Uma espécie autóctone pode falhar na cidade porque o ambiente urbano é muito diferente do habitat onde evoluiu. Volume radicular reduzido, solo compactado, calor refletido, impermeabilização, sal, vento, poluição e rega irregular alteram a disponibilidade de água e a temperatura. O estatuto nativo não corrige um local mal preparado.
A cidade cria condições extremas
Uma árvore de vale fresco pode ser autóctone e, ainda assim, sofrer numa caldeira estreita entre pavimentos. O solo urbano pode ter baixa porosidade, entulho, drenagem interrompida e temperaturas superiores às da paisagem envolvente.
Estas diferenças explicam por que razão a seleção deve partir do perfil do local, não apenas da distribuição natural.
Espaço radicular e água
Sem volume de solo suficiente, as raízes exploram pouca água e a árvore torna-se vulnerável a ondas de calor. Rega frequente não resolve compactação nem falta de oxigénio. Sistemas de solo contínuo, proteção contra compactação e drenagem são parte da solução.
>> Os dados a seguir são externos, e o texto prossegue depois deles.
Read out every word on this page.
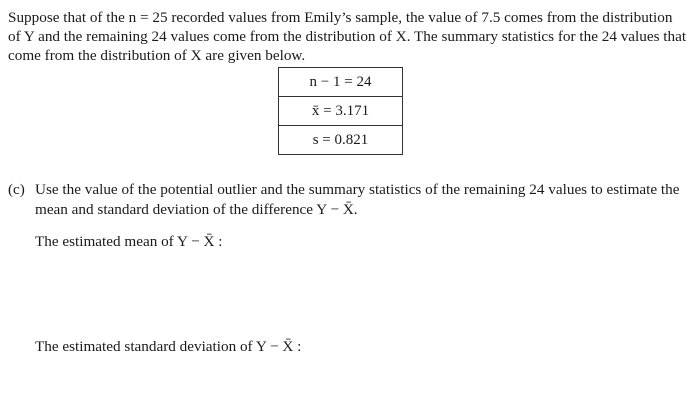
Suppose that of the n = 25 recorded values from Emily’s sample, the value of 7.5 comes from the distribution
of Y and the remaining 24 values come from the distribution of X. The summary statistics for the 24 values that
come from the distribution of X are given below.
n − 1 = 24
x̄ = 3.171
s = 0.821
(c) Use the value of the potential outlier and the summary statistics of the remaining 24 values to estimate the
mean and standard deviation of the difference Y − X̄.
The estimated mean of Y − X̄ :
The estimated standard deviation of Y − X̄ :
O período de instalação continua a exigir rega, mesmo para espécies tolerantes à seca depois de estabelecidas.
Traços funcionais e ensaio local
Características como densidade da madeira, área foliar, estratégia de controlo estomático, arquitetura radicular e capacidade de recuperação ajudam a prever desempenho, mas nenhuma matriz elimina incerteza. Estudos recentes sugerem que traços funcionais podem explicar melhor a resposta inicial do que o nicho climático isolado.
Em projetos de maior escala, lotes-piloto e monitorização permitem reduzir risco antes de repetir a espécie.
Pontos críticos
Os erros mais frequentes são plantar numa caldeira pequena e culpar a espécie; dispensar rega por ser autóctone; ignorar calor refletido e vento; e usar distribuição natural como único critério.
Critérios de aplicação
Na Diaplant, a seleção para cidade começa pelas condições reais da rua, do pátio ou da praça. O facto de uma espécie ocorrer naturalmente numa região não garante resposta a calor refletido, compactação ou pouco volume de solo.
A autóctone certa no local errado continua a ser uma escolha errada. O desempenho urbano depende da espécie e da construção do habitat onde será instalada.
Fontes
- Forest Research. Urban Tree Manual. (2018).
- Relating the climate envelopes of urban tree species to their drought and thermal tolerance. (2021).
- Functional traits are better than climate niche approach at predicting the vital growth and mortality rates of urban tree species. (2026).
- Forest Research. Urban forests — climate change advice. (2026).